Far From the Tree: Young Adult Edition: How Children and Their Parents Learn to Accept One Another . . . Our Differences Unite Us by Andrew Solomon. July 25, 2017. Simon Schuster Books for Young Readers, 464 p. ISBN: 9781481440905. Int Lvl: YA; Rdg Lvl: YA; Lexile: 1050.
From New York Times bestselling author Andrew Solomon comes a stunning, poignant, and affecting young adult edition of his award-winning masterpiece, Far From the Tree, which explores the impact of extreme differences between parents and children.
The old adage says that the apple doesn’t fall far from the tree, meaning that children usually resemble their parents. But what happens when the apples fall somewhere else—sometimes a couple of orchards away, sometimes on the other side of the world?
In this young adult edition, Andrew Solomon profiles how families accommodate children who have a variety of differences: families of people who are deaf, who are dwarfs, who have Down syndrome, who have autism, who have schizophrenia, who have multiple severe disabilities, who are prodigies, who commit crimes, and more.
Elegantly reported by a spectacularly original and compassionate thinker, Far From the Tree explores how people who love each other must struggle to accept each other—a theme in every family’s life. The New York Times calls the adult edition a “wise and beautiful” volume, that “will shake up your preconceptions and leave you in a better place.”

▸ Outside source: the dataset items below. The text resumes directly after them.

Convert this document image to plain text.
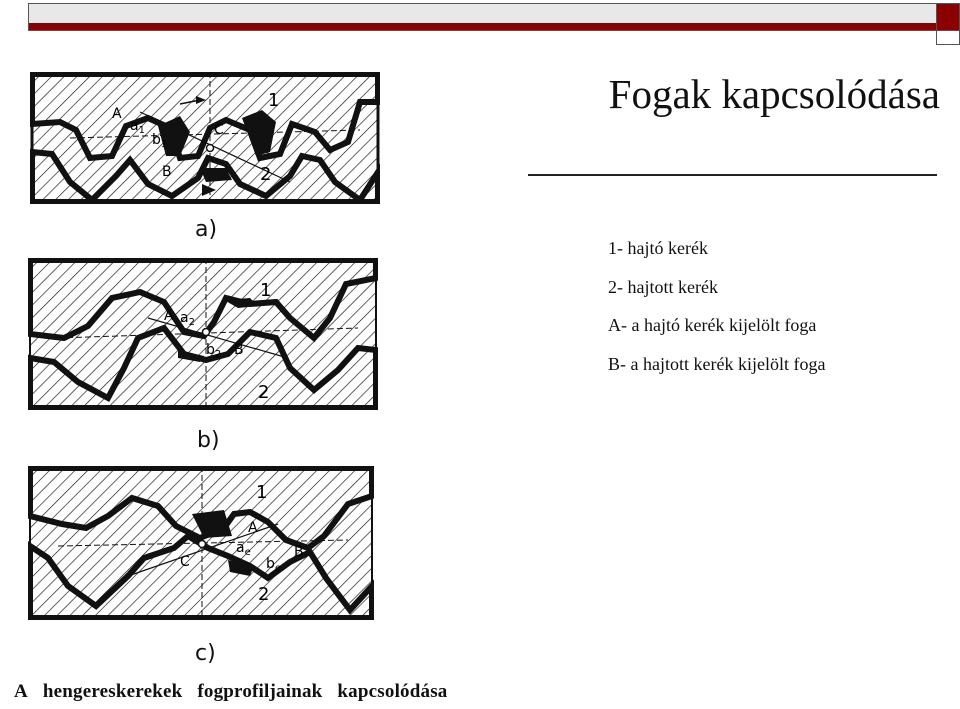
Fogak kapcsolódása
1- hajtó kerék
2- hajtott kerék
A- a hajtó kerék kijelölt foga
B- a hajtott kerék kijelölt foga
1
2
A
B
C
$a_1$
$b_1$
a)
1
2
A
B
$a_2$
$b_2$
b)
1
2
A
B
C
$a_e$
$b_e$
c)
A hengereskerekek fogprofiljainak kapcsolódása
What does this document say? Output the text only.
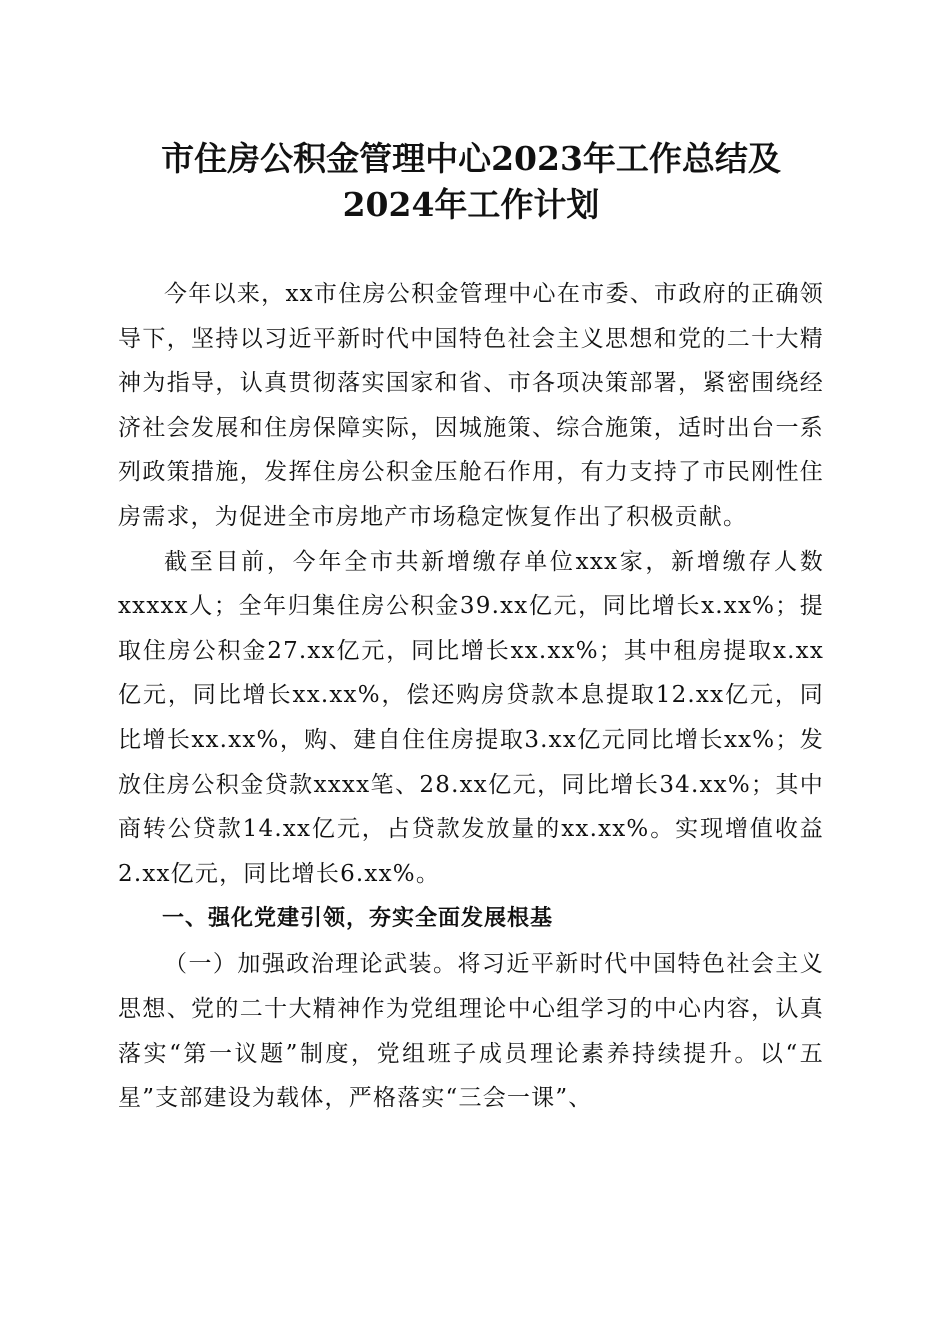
市住房公积金管理中心2023年工作总结及
2024年工作计划

今年以来，xx市住房公积金管理中心在市委、市政府的正确领导下，坚持以习近平新时代中国特色社会主义思想和党的二十大精神为指导，认真贯彻落实国家和省、市各项决策部署，紧密围绕经济社会发展和住房保障实际，因城施策、综合施策，适时出台一系列政策措施，发挥住房公积金压舱石作用，有力支持了市民刚性住房需求，为促进全市房地产市场稳定恢复作出了积极贡献。

截至目前，今年全市共新增缴存单位xxx家，新增缴存人数xxxxx人；全年归集住房公积金39.xx亿元，同比增长x.xx%；提取住房公积金27.xx亿元，同比增长xx.xx%；其中租房提取x.xx亿元，同比增长xx.xx%，偿还购房贷款本息提取12.xx亿元，同比增长xx.xx%，购、建自住住房提取3.xx亿元同比增长xx%；发放住房公积金贷款xxxx笔、28.xx亿元，同比增长34.xx%；其中商转公贷款14.xx亿元，占贷款发放量的xx.xx%。实现增值收益2.xx亿元，同比增长6.xx%。

一、强化党建引领，夯实全面发展根基

（一）加强政治理论武装。将习近平新时代中国特色社会主义思想、党的二十大精神作为党组理论中心组学习的中心内容，认真落实“第一议题”制度，党组班子成员理论素养持续提升。以“五星”支部建设为载体，严格落实“三会一课”、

Potentially Sensitive Areas: Strong language, Racial taunts, Discrimination, Violence, Strong sexual themes, Drugs, Underage drinking, Smoking, Criminal culture, Negative attitudes toward differing mental abilities, Racism, Homophobia, Psychological trauma, Physical abuse, Sexual assault and abuse, Clinical discussion of sexual abuse, Self-harming
Kirkus Reviews (May 1, 2017)
How do parents react when a child is far different from themselves—and how do those children cope with difference?This young-readers’ edition of the original 2012 tome is far shorter but follows an identical format. In the first and last chapters, the author speaks of his own life journey as a gay Jew; in between he tells of families encountering the following differences: deaf, dwarfs, Down syndrome, autism, schizophrenia, disability, prodigies, rape, crime, and transgender. He speaks with sensitivity about children who find community—or not—with others like themselves. He discusses such deeply philosophical and ethical questions as whether cochlear implants at birth are leading to the genocide of the Deaf community and whether parents of “pillow angels”—severely disabled children—should agree to medically stunt their children’s growth so the children can always be moved by loving arms instead of cranelike equipment. He argues that many children born “far from the tree” eventually find acceptance and even celebration among their families—but also despairs for those who deal with schizophrenia and those conceived by rape. Readers are not spared distressing details: a severely autistic child smears himself with excrement, then flings it at his parents; a family pet is killed gruesomely as a warning to a lesbian couple and their transgender child; there’s a substantial list of parents convicted of killing their children—and who are given light or even nonexistent jail sentences. Less mature teens—or those with low self-esteem—may well profit from confining their reading to the eloquent, encouraging first and last chapters. Virtually every teenager struggles with difference and identity; at its best, this book will help its readers understand and embrace intersectionality. (notes, further reading) (Nonfiction. 14-18)
About the Author
Andrew Solomon writes about politics, culture, and health. He lives in New York and London. He has written for many publications–such as the New York Times, The New Yorker and Artforum–on topics including depression, Soviet artists, the cultural rebirth of Afghanistan, Libyan politics, and deaf culture. He is also a Contributing Writer for Travel and Leisure. In 2008, he was awarded the Humanitarian Award of the Society of Biological Psychiatry for his contributions to the field of mental health. He has a staff appointment as a Lecturer in Psychiatry at Cornell Medical School (Weill-Cornell Medical College).